Of course, not all these households risk becoming cost burdened or facing foreclosure. Even many workers in at-risk industries will keep their jobs. Some who lose their jobs will be able to find other sources of income. With a quick recovery, most will be able to return to work or regain their hours.

But even the best-case scenarios require significant public intervention to support homeowners through this period of unemployment. Several recently enacted laws provide some relief. The $2 trillion aid bill, for example, includes expanded unemployment benefits as well as provisions to keep small businesses afloat and incentivize them to keep workers on their payrolls. The Department of Housing and Urban Development (HUD) and the Federal Housing Finance Agency (FHFA) also suspended foreclosures for at least sixty days, for borrowers with mortgages backed by Fannie Mae, Freddie Mac, and the FHA. Nonetheless, many mortgages do not fall within these provisions and it remains uncertain whether these policies will protect homeowners in the long run.

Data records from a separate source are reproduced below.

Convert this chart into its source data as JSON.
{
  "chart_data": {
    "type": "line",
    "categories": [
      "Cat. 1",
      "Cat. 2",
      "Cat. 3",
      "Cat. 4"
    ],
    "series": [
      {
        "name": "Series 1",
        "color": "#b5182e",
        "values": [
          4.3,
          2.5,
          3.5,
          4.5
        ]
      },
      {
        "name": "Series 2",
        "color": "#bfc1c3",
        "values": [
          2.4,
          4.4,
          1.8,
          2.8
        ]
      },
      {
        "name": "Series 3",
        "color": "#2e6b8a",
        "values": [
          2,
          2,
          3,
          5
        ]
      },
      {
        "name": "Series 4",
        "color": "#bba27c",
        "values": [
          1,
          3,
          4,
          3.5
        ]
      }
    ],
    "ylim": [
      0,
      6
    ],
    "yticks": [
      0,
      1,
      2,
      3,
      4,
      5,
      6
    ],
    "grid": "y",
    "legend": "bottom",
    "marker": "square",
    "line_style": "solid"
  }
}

Locally, organizations are also developing interventions. NeighborWorks Housing Solutions has extended funding and loosened eligibility requirements for its financial assistance program, Residential Assistance to Families in Transition, to help families avoid eviction, foreclosure, and homelessness. Massachusetts Affordable Housing Alliance (MAHA), an organization which has supported affordable and sustainable homeownership since 1985, has called for a “mortgage freezein Massachusetts. Tom Callahan, MAHA’s Executive Director, contrasted this against typical forbearance agreements—such as the one that Jeremy’s lender had offered him in Brockton—which only delay payments for a few months and then require people to pay within short order. “Those types of programs are not going to work,” Tom said. He instead wanted to see lenders “taking those suspended payments and putting them on the back end of the mortgage.”

While the financial impacts of COVID-19 on homeowners will become clearer over time, the severity of the problem requires an immediate and comprehensive response. “Solutions have to be big and bold,” Tom said, “and probably have to be sustained over a multi-year period, so that we really do recover from this, and help people who were impacted.”